Quel plaisir d’avoir pu échanger avec Sébastien Neveux, agriculteur dans l’Yonne ! Conscient de la lente évolution du monde agricole en matière d’intégration des femmes en tant que dirigeante d’exploitation à part entière, celui-ci nous fait partager sa vision d’une agriculture à conjuguer au féminin ET au masculin. Convaincu de la place centrale des femmes dans les métiers du Vivant, Sébastien nous amène à considérer leur plein empowerment* comme l’un des bénéfices directs pour l’agriculture et notre société. En résumé, l’agriculture 3.0 ou 4.0 c’est ensemble qu’elle se construit, ni contre les hommes ni sans les femmes !
Bio express :
Pendant plusieurs années, Sébastien a exercé comme conseiller Cerfrance dans différentes régions. Depuis 2019, il dirige une exploitation céréalière à Rugny (89) avec trois associés. Engagé au niveau local et syndical, il vient de créer une seconde société avec cinq autres associés et travaille également en CUMA avec cinq voisins. Si cette organisation permet d’alléger les contraintes climatiques, réglementaires et économiques, force est de constater qu’il n’y a aucune agricultrice, associée ou pas encore…
VD : La famille est considérée comme le socle naturel du modèle agricole français. Est-ce toujours vrai aujourd’hui ?

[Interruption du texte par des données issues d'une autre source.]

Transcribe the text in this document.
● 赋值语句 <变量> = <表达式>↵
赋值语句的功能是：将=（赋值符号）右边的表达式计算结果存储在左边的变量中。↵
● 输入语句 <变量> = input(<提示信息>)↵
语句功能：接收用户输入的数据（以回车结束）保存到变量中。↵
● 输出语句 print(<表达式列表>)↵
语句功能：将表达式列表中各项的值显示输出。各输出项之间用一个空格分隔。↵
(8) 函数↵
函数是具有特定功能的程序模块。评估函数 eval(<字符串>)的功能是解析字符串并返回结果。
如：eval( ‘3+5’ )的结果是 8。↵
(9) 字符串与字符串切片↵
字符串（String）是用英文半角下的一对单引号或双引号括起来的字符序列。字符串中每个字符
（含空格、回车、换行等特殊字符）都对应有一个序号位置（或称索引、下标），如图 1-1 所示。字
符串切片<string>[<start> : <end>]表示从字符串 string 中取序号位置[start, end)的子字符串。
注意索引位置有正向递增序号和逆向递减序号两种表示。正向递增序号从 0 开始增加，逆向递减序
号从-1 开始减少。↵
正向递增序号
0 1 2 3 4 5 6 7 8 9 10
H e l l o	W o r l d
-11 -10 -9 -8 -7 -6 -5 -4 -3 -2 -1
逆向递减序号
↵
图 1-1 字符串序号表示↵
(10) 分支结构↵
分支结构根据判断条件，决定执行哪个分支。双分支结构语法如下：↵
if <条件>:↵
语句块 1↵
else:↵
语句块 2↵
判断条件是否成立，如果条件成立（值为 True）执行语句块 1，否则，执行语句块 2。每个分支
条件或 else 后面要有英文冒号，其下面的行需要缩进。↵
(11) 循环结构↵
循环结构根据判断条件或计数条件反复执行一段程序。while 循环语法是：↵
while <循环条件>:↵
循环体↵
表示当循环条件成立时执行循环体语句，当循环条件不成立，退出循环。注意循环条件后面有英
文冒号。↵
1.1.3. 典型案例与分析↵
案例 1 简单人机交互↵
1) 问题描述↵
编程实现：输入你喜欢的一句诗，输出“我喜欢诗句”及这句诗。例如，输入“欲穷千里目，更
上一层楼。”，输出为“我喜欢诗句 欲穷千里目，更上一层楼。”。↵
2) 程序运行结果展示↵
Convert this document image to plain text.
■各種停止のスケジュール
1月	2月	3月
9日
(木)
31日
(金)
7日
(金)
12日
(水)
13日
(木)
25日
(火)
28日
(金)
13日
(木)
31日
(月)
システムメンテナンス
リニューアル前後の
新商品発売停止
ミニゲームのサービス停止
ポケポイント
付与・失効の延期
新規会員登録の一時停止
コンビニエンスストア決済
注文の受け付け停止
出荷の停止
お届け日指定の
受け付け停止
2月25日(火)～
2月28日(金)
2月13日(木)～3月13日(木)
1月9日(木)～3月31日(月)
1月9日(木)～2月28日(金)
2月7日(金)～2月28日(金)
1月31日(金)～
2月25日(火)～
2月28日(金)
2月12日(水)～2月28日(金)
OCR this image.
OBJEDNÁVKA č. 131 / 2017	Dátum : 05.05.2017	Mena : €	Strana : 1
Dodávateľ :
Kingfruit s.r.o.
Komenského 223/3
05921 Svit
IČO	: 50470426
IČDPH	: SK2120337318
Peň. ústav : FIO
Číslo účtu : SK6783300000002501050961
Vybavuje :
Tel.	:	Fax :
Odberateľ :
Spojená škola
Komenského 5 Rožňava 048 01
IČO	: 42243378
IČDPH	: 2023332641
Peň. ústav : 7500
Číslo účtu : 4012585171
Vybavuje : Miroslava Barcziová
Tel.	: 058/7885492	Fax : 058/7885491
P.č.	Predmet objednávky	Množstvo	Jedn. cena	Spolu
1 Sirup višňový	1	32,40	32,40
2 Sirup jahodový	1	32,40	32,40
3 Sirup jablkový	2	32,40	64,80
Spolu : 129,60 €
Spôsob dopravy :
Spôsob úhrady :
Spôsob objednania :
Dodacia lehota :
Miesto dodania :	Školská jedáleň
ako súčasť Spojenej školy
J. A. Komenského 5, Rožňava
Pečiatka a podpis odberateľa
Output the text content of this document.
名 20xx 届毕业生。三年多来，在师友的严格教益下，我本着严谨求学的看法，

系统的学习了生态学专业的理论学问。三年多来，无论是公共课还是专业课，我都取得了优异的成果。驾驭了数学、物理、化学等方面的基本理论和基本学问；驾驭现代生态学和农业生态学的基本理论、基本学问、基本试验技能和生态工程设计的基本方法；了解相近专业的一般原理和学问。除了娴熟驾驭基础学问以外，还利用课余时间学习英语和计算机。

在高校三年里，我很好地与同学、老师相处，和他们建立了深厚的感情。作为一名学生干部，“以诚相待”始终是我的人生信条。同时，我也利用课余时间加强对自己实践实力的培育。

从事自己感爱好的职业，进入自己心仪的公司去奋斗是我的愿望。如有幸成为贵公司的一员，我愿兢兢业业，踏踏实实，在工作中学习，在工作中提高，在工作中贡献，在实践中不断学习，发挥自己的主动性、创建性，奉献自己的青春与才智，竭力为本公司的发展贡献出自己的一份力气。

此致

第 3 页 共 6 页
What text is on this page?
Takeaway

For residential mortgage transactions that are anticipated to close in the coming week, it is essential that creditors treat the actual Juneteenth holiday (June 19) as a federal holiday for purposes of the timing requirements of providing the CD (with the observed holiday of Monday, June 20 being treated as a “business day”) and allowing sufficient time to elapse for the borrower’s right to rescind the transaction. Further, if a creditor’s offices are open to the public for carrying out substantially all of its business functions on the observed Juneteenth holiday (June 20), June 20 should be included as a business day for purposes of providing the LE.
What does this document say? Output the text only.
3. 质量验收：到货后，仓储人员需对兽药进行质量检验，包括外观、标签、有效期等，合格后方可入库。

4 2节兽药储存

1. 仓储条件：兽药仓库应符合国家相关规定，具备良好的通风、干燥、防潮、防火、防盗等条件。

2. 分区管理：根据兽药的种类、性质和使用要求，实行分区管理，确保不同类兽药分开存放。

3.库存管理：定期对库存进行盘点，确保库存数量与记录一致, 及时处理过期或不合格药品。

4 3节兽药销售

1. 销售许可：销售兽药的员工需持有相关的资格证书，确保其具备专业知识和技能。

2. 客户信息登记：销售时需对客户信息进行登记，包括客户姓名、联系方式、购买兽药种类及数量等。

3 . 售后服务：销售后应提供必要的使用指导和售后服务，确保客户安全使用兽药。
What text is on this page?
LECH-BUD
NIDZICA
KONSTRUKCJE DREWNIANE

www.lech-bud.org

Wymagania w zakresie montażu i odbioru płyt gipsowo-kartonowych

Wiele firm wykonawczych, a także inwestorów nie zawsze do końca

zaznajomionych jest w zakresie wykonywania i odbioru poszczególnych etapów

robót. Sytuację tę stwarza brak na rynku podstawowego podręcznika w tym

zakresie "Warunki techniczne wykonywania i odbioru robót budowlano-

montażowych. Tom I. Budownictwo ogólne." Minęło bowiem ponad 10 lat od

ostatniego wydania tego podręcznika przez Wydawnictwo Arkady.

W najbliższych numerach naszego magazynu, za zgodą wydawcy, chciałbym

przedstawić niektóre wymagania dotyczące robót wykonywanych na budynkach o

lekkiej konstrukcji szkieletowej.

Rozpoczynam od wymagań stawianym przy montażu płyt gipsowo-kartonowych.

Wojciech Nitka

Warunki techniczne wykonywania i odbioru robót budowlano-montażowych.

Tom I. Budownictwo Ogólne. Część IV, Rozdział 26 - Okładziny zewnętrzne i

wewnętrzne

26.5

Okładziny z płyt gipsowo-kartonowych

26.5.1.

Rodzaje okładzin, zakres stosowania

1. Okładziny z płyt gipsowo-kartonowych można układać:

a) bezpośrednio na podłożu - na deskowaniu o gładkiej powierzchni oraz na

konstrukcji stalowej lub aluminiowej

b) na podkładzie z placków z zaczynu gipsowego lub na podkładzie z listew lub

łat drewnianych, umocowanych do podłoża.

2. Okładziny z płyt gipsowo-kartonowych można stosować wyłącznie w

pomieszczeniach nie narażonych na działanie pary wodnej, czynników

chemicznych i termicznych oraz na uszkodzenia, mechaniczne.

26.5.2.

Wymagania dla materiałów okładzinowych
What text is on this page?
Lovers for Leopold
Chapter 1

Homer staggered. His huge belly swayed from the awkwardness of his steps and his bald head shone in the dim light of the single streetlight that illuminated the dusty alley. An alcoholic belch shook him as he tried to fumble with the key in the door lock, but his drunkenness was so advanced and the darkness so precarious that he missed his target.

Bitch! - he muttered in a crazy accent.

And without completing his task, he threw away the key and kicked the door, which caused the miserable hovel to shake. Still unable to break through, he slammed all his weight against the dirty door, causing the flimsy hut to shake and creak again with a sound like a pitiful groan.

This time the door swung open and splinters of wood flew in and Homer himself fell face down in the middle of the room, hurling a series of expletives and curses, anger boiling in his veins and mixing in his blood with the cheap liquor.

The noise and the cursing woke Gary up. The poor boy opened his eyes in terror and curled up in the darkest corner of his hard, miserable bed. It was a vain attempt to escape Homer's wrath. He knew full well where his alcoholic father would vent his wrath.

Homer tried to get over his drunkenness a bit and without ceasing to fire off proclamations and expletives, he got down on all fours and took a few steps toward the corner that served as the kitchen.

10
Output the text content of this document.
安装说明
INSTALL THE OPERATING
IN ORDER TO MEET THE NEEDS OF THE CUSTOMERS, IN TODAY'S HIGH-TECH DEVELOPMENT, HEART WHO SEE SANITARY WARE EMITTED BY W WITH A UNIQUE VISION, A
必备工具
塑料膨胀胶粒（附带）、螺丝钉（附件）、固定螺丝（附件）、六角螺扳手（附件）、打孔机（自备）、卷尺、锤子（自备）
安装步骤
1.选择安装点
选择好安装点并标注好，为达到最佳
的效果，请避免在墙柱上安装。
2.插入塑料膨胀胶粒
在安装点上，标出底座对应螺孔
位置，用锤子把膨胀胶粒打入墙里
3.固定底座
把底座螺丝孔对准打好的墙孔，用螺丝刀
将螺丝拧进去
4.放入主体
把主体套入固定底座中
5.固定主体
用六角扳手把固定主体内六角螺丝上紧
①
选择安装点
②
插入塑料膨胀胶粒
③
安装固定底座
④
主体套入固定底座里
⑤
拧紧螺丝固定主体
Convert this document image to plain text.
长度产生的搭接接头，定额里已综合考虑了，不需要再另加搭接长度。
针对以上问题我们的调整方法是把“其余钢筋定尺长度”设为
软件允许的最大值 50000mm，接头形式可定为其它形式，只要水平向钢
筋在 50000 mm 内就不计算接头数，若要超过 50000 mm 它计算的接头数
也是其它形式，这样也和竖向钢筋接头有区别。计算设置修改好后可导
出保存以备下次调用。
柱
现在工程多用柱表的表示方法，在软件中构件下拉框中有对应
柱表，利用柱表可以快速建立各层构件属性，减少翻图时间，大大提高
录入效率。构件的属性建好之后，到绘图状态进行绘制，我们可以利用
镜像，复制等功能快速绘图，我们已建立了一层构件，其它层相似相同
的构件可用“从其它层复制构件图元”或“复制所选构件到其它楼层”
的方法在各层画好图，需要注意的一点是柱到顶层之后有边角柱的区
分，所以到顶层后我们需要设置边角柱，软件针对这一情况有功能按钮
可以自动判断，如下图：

Notre structure est d’origine familiale, mais en fait, elle ne l’est plus, car nous sommes plusieurs associés. Pour moi, c’est ça, le futur de l’agriculture… Le passé nous a servi à être dans le présent, mais il faut réinventer le modèle. Si on avait su donner une place dans les exploitations aux femmes avec un statut à part entière de décideuses versus travailleuses, on n’aurait pas la même agriculture qu’aujourd’hui… L’agriculture aurait été beaucoup plus riche, car plus diversifiée et nous serions sans doute aussi, plus proches des consommateurs et des territoires.
VD : Selon vous, qu’est-ce qui a manqué ou manque encore pour créer une agriculture plus ouverte, plus inclusive ?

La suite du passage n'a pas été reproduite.